Nurse Next Door show small businesses how to make use of word-of-mouth marketing
Some 10 years ago, word of mouth emerged as a form of guerrilla marketing to help cash-strapped small businesses get noticed in the marketplace. Word-of-mouth marketing aims to generate buzz about a business, with the hope that it will eventually reach those who actually need whatever the business is selling. One Vancouver company has raised word-of-mouth marketing to new levels as it has expanded over the past decade. And it’s doing it in an industry that hasn’t changed substantially in 100 years.
Nurse Next Door Professional Homecare began as a home-care business that wanted to shake up an industry that has operated in the same way for more than a century: caregivers provide nursing services in the homes of clients instead of in hospitals. But how would Nurse Next Door, which uses franchisees to deliver its services, let potential customers know it was disrupting this traditional industry?
Co-founders Ken Sim and John DeHart decided to avoid traditional marketing altogether, opting instead for a guerrilla approach. Following a technique postulated by the writer Seth Godin, they relied almost exclusively on word-of-mouth marketing to build their business.
Sim and DeHart outfitted their six initial caregivers with pink cars and encouraged them to park them in their driveways and at strategic locations around the city. The cars were instantly recognizable and created curiosity in passersby, who mentioned them to friends who needed such a service. The pink cars have now become a staple marketing method for the company.
Believing that a recommendation from a friend, neighbour or authority is the ultimate form of marketing, Sim and DeHart also worked diligently to build relationships with doctors and hospital workers. Their only conventional marketing material was a brochure.
Nurse Next Door didn’t advertise, didn’t go to trade shows and didn’t do any of the other kinds of marketing done by other home-care providers or franchise businesses. Today, the company has 43 franchises in Canada and one new franchise in the U.S., where it hopes to expand further.
Even today, the company has no traditional marketing materials. However, it does recognize that new technology such as social media can greatly amplify its word-of-mouth technique.
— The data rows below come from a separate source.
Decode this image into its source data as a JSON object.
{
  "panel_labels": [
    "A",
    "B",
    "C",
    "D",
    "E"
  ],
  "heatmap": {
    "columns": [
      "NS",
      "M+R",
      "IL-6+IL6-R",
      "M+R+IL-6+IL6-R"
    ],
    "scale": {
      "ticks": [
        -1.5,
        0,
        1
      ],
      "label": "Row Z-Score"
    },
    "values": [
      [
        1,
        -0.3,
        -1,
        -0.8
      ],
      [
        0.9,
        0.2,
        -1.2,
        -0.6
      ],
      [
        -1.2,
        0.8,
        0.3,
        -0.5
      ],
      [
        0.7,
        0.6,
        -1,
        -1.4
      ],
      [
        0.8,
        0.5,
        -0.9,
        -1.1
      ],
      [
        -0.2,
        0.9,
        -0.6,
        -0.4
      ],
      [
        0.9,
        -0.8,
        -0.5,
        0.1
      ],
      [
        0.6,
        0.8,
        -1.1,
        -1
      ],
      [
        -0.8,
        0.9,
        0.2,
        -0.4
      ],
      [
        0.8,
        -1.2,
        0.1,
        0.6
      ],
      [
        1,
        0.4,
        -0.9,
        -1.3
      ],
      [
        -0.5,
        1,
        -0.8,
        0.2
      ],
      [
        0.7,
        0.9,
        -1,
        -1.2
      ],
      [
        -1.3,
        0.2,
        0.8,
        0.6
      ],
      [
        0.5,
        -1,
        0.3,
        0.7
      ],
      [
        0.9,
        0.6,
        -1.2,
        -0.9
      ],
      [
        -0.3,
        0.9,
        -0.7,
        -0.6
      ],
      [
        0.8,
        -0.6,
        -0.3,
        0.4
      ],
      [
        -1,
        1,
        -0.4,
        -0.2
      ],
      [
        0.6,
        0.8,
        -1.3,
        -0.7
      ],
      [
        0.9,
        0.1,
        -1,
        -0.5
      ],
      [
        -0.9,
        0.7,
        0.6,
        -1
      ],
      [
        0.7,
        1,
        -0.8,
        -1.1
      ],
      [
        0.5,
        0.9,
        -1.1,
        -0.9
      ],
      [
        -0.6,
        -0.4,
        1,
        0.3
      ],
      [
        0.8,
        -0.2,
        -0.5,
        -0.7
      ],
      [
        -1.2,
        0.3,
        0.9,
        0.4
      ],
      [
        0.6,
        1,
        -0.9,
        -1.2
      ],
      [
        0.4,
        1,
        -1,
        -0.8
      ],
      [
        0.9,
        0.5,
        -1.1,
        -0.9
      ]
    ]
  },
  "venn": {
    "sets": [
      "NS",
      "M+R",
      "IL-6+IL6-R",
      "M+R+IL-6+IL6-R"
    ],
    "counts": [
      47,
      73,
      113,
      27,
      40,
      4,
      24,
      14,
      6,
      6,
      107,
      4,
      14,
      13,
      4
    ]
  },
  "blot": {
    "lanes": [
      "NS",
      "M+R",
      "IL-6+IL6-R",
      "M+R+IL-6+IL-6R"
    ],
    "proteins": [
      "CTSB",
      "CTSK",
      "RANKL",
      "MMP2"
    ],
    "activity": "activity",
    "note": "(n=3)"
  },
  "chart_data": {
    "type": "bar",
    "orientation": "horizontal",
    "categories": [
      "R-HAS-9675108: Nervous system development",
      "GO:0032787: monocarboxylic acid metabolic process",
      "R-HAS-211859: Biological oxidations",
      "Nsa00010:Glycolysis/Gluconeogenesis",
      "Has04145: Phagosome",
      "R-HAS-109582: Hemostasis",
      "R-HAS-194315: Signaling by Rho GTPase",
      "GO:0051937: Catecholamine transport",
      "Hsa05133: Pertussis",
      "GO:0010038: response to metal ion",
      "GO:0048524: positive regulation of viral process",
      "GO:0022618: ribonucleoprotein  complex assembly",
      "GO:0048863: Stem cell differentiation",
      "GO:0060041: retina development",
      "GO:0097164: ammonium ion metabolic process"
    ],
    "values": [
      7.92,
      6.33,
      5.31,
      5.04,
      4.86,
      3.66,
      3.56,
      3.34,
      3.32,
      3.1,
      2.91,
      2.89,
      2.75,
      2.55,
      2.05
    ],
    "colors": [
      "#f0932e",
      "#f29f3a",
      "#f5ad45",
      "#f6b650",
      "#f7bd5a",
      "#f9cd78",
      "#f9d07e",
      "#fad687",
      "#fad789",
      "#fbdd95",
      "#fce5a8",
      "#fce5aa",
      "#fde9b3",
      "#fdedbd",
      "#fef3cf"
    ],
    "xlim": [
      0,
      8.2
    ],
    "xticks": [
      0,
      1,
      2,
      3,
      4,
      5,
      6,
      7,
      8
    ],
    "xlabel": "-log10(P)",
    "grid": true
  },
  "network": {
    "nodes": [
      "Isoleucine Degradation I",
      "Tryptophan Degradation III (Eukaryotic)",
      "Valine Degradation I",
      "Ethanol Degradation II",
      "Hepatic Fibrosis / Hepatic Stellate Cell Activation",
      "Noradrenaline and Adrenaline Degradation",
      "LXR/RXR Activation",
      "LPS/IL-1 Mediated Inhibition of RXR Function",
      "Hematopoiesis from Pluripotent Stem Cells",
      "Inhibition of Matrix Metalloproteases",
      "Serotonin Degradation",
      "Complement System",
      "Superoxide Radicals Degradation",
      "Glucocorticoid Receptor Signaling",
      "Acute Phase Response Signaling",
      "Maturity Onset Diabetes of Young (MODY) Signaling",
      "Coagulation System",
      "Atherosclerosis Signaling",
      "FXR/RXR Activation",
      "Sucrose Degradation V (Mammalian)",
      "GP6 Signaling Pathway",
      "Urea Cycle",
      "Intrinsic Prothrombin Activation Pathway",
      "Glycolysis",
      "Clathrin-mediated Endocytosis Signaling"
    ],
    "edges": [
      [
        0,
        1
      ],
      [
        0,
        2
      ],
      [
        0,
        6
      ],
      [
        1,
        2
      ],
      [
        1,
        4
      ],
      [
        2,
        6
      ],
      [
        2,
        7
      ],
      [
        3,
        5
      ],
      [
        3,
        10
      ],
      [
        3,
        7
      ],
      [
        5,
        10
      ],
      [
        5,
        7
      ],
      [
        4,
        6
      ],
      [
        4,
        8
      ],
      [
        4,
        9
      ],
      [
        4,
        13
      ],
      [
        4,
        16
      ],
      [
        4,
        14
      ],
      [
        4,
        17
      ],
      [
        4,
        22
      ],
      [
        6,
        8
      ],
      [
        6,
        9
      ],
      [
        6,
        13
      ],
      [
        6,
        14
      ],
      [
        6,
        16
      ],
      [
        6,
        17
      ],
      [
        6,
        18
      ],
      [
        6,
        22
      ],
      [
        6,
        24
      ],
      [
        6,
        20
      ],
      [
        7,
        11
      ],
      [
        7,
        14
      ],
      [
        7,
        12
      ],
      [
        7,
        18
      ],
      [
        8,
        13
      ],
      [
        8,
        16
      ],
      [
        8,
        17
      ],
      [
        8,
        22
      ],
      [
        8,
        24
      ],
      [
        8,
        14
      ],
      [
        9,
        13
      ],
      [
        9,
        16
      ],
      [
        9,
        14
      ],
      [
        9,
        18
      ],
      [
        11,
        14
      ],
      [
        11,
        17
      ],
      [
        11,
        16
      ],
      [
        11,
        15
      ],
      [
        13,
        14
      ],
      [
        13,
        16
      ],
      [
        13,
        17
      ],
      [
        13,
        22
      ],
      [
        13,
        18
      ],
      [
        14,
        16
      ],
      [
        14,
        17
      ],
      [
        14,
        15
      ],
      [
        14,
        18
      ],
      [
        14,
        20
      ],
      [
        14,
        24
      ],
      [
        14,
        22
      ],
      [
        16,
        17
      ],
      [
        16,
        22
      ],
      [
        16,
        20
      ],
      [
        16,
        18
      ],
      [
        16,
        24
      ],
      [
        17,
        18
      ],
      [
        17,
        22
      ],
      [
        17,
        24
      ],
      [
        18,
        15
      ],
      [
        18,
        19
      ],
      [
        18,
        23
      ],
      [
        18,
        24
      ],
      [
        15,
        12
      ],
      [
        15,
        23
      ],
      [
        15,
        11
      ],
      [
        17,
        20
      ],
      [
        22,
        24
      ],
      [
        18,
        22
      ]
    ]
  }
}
Claiming to be the “loudest” and “boldest” operation in the industry, it uses Twitter as a brand builder.
This recognition of the power of social media stood the company in good stead earlier this year when a more traditional competitor slagged it on a website. Nurse Next Door linked to the website, and answered with a description of its model. Then it spread the word on the Internet, and asked everyone to pass it on.
The campaign earned Nurse Next Door publicity in a Wall Street Journal blog and Inc. magazine. This coverage in turn became fodder for more word-of-mouth marketing.
• Be choosy. Marketing today, especially for smaller businesses, is about talking with not just anyone, but with those who appreciate your approach and style.
• Think in real time. Keep an eye on events, and when you find one that might fit your philosophy and style, act fast. Do what’s needed to get people talking about you.
• Replace money with creativity. In word-of-mouth marketing, talk about you flows from the bottom to the top and covers all points in between. Using it is much more cost-effective than trying to sell to people directly from the top down.